Attorney General Tom Miller says he’s embarrassed that Iowa’s tobacco tax is 10th lowest in the country. “Iowa and Mississippi have the distinction, the disgrace of being the only two non-tobacco states in the bottom ten,” Miller says. “That’s what the legislature has let happen.” Miller is among those pushing lawmakers to raise Iowa’s 36-cent-per-pack cigarette tax, and Miller argues it’s a health issue. Miller says the country is in denial about tobacco products and the deaths smoking causes. Miller says the public wouldn’t put up with it if 12-hundred people died every day from flying in an airplane. “That’s the exact same thing that happens with tobacco every day,” Miller says.

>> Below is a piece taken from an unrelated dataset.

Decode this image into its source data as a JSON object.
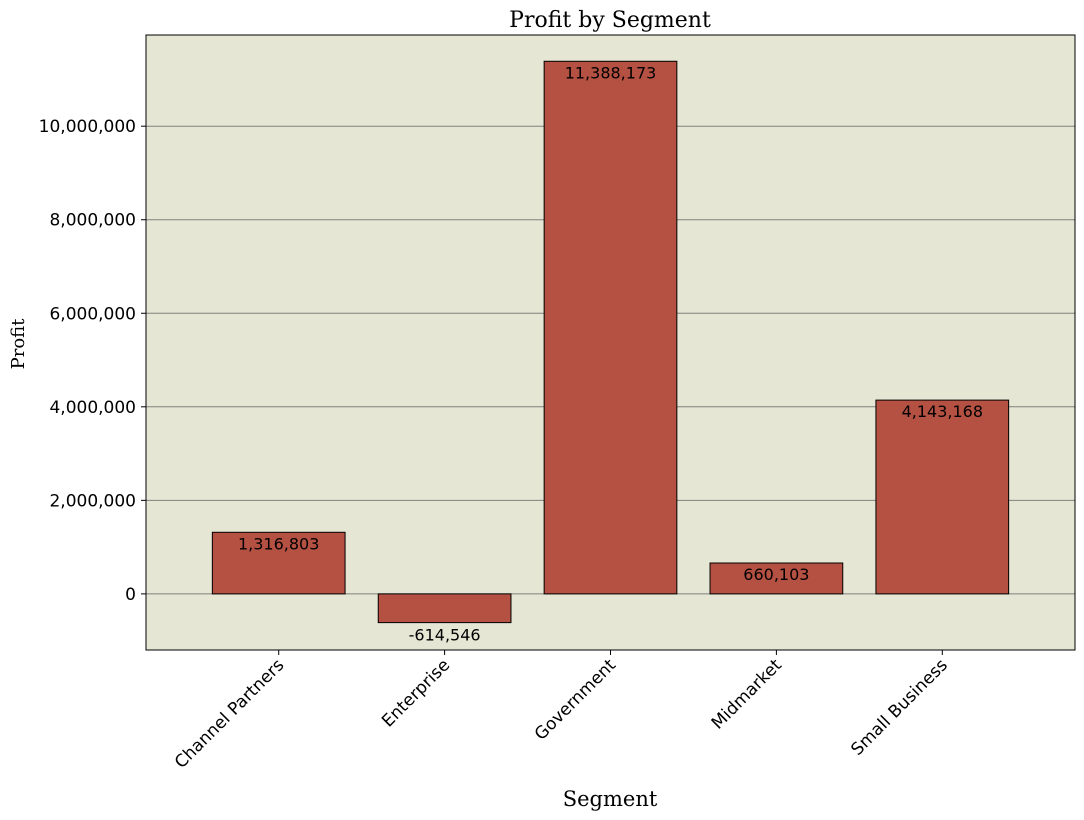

About four-hundred thousand Americans die every year from tobacco-related illnesses. Miller says the state can keep more kids from starting the smoking habit, and get more adults to quit smoking, by raising the price of the product by raising the tobacco tax.

Last April, the 50-member Iowa Senate voted to double the state’s tobacco tax to 72-cents a pack, but House Republican leaders refuse to allow the issue to be debated in the House. Miller says those same legislators are blocking bills that would let cities pass no-smoking ordinances that are stricter than state law.

“Because of what’s happened upstairs in the legislature, Iowa is in the backwater on those issues that prevent loss of life,” Miller says. Miller made his comments this week during an anti-smoking rally at the statehouse.